Need help on this calculus problem!?

A construction worker pulls a 5m plank up the side of a building under construction by means of a rope tied to the end of the plank. The opposite end of the plank is being dragged along the ground. If the worker is pulling at a rate of 15cm/s, how fast is the end of the plank sliding along the ground when it is 2m from the wall of the building? Express answer to 3 decimal places.

Answer 1

`(dx)/(dt) = -0.344"m/s"`

Explanation:

The 5m plank forms a right triangle with the building and the ground, therefore, the Pythagorean Theorem applies to the values of y and x:

`x^2+y^2=(5"m")^2`

Solve for y:

`y = sqrt(25"m"^2-x^2)`

Compute the derivative with respect to x:

`dy/dx = -x/sqrt(25"m"^2-x^2)" [1]"`

Use the chain rule.

`dy/dx = (dy)/(dt)(dt)/(dx)`

Because we want the speed at which the x value is changing, we must solve for `(dx)/(dt)`

`(dx)/(dt) = ((dy)/(dt))/(dy/dx)`

We are given that `dy/dt = 15"cm/s"` but we must convert that to `dy/dt = 0.15"m/s"` and substitute the right side of equation [1] for `dy/dx`:

`(dx)/(dt) = (0.15"m/s")/(-x/sqrt(25"m"^2-x^2))`

`(dx)/(dt) = (0.15"m/s")(sqrt(25"m"^2-x^2))/-x`

We are given that the x coordinate is 2"m":

`(dx)/(dt) = (0.15"m/s")(sqrt(25"m"^2-(2"m")^2))/(-(2"m"))`

`(dx)/(dt) = -0.344"m/s"`

The negative value of the speed that indicates that the orientation of the right triangle is such that the lower edge of the plank is moving to the left as the upper edge is being pulled up the wall.

Answer 2

The end of the plank is sliding along the ground at about `34.369` `cm`/`s`. Please see below.

Explanation:

Draw a sketch of the situation.

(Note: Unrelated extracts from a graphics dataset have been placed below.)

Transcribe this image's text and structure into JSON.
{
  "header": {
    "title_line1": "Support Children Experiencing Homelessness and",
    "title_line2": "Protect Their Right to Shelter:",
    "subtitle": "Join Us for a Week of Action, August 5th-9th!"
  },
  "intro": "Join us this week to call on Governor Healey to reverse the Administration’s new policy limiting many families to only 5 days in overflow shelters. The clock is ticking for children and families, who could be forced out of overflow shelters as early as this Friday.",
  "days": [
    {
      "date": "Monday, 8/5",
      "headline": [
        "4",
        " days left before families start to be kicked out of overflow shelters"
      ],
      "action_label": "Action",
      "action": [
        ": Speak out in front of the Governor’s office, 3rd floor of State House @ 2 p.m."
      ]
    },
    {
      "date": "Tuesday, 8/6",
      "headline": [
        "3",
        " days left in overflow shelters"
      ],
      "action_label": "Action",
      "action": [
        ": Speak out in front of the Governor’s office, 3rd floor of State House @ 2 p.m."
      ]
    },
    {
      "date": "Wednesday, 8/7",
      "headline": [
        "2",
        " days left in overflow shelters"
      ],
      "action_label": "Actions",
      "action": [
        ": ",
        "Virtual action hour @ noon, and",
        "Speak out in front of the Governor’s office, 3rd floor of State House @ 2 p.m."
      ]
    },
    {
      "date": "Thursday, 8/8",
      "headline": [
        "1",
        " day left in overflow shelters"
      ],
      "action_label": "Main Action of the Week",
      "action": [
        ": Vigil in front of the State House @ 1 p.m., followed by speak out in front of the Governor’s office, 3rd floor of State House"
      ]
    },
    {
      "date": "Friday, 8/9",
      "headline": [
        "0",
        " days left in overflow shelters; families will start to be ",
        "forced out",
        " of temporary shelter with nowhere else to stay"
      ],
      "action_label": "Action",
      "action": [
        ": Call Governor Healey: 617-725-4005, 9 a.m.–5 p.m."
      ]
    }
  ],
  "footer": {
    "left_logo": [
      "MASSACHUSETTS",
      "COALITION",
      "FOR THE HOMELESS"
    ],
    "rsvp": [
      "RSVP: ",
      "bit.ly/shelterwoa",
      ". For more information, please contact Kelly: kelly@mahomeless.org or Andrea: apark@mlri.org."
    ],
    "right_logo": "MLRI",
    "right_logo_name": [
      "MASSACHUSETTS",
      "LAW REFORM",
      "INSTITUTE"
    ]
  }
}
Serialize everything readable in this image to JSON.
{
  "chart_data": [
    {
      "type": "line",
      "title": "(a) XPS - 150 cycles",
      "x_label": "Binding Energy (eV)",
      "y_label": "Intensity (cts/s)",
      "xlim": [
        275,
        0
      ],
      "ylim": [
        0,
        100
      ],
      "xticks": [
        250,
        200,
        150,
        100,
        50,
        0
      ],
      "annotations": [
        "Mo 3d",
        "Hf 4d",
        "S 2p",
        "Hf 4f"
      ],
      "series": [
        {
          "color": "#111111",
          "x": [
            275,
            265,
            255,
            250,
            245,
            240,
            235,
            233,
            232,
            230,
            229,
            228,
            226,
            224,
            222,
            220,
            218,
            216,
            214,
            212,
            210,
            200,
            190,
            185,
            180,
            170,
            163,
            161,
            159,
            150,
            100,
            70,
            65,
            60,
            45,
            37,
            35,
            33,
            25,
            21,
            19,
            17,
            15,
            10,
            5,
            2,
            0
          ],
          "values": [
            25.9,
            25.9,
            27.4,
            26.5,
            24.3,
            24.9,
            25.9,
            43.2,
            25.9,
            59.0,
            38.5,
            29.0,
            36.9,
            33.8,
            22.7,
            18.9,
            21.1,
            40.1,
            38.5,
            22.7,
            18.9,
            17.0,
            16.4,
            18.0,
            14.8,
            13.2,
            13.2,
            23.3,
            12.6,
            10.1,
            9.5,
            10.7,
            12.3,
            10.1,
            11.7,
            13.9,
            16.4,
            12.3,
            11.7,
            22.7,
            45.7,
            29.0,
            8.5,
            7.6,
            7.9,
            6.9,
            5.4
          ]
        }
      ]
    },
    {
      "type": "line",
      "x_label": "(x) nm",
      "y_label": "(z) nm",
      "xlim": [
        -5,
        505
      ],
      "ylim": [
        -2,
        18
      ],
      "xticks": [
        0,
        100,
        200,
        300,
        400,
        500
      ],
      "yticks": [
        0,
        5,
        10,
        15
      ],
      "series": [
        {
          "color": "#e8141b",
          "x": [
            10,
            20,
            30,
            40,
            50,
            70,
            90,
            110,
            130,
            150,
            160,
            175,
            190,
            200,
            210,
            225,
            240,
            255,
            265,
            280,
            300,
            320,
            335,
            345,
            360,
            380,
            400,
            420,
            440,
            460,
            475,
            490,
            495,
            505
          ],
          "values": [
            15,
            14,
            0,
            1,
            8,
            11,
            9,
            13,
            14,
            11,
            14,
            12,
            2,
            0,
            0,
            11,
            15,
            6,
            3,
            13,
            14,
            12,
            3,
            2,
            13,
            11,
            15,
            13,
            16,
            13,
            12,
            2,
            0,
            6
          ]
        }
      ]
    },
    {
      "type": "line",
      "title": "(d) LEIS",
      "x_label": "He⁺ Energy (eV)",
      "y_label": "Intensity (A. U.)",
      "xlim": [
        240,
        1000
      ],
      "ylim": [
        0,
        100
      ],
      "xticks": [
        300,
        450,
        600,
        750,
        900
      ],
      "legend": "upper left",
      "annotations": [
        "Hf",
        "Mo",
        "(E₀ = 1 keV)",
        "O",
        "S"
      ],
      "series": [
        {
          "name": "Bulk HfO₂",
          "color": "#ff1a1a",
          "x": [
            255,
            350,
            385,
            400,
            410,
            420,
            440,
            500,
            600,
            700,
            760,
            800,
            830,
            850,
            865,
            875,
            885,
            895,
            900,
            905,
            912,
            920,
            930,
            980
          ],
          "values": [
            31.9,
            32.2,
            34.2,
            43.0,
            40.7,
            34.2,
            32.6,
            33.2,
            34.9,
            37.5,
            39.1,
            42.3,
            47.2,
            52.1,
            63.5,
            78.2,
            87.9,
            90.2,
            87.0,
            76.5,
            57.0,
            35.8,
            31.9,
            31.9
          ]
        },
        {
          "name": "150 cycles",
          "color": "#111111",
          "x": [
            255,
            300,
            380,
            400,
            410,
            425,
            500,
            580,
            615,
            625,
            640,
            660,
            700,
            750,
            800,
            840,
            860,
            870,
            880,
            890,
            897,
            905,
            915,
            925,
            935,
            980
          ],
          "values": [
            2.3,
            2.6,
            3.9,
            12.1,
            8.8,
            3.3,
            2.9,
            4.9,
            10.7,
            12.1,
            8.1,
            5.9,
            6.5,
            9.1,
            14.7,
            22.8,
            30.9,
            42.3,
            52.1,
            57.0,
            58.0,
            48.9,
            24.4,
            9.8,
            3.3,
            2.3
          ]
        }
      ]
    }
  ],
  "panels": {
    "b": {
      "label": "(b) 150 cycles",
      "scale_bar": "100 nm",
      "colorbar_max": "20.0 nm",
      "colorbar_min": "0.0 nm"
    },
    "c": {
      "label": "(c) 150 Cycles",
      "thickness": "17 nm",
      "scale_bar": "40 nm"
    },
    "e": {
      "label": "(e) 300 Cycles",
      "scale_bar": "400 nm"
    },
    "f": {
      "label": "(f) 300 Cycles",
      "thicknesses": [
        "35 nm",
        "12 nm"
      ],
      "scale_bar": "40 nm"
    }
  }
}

Label it using the variables, `h` and `g`, shown below.

Variables

Let `h` = the height of the upper end of the plank above the ground

let `g` = the distance between the bottom of the plank and the base of the wall.

(We also have `t` = time in seconds)

Rates of change

`(dh)/dt = 15` `cm`/`s` (or, if you prefer, `= 0.15` `m`/`s`)

We need to find `(dg)/dt` when `g = 2` `m` `= 200` `cm`

(Based on the story this should be a negative number, so our answer to the question will be the absolute value of this number.)

Equation relating the variables

I'll use lengths in `cm`, so the length of the plank is `500` `cm`.

We have a right triangle, so we can use the Theorem of Pythagoras to get

`h^2+g^2 = 500^2`

Finish the problem

Differentiate with respect to `t` (Use implicit differentiation / the chain rule.)
Substitute what we know and solve for what we don't know.

`d/dt(h^2+g^2) = d/dt(500^2)`

`2h (dh)/dt + 2g*(dg)/dt = 0`

Let's make the numbers smaller by dividing by `2`.

`h (dh)/dt + g * (dg)/dt = 0`

We know that `(dh)/dt = 15` and `g = 200`, and we are looking for `(dg)/dt`.

We need to know `h` when `g = 200`

Use the equation: `h^2+g^2 = 500^2` to get

`h = 100sqrt21`

Now we can finish:

`h (dh)/dt + g * (dg)/dt = 0`

`(100sqrt21) (15) + 200 (dg)/dt = 0`

`(dg)/dt = -(15sqrt21)/2` `cm`/s#

To 3 decimal places,

`(dg)/dt ~~ -34.369` `cm`/`s`

The end of the plank is sliding along the ground at about `34.369` `cm`/`s`.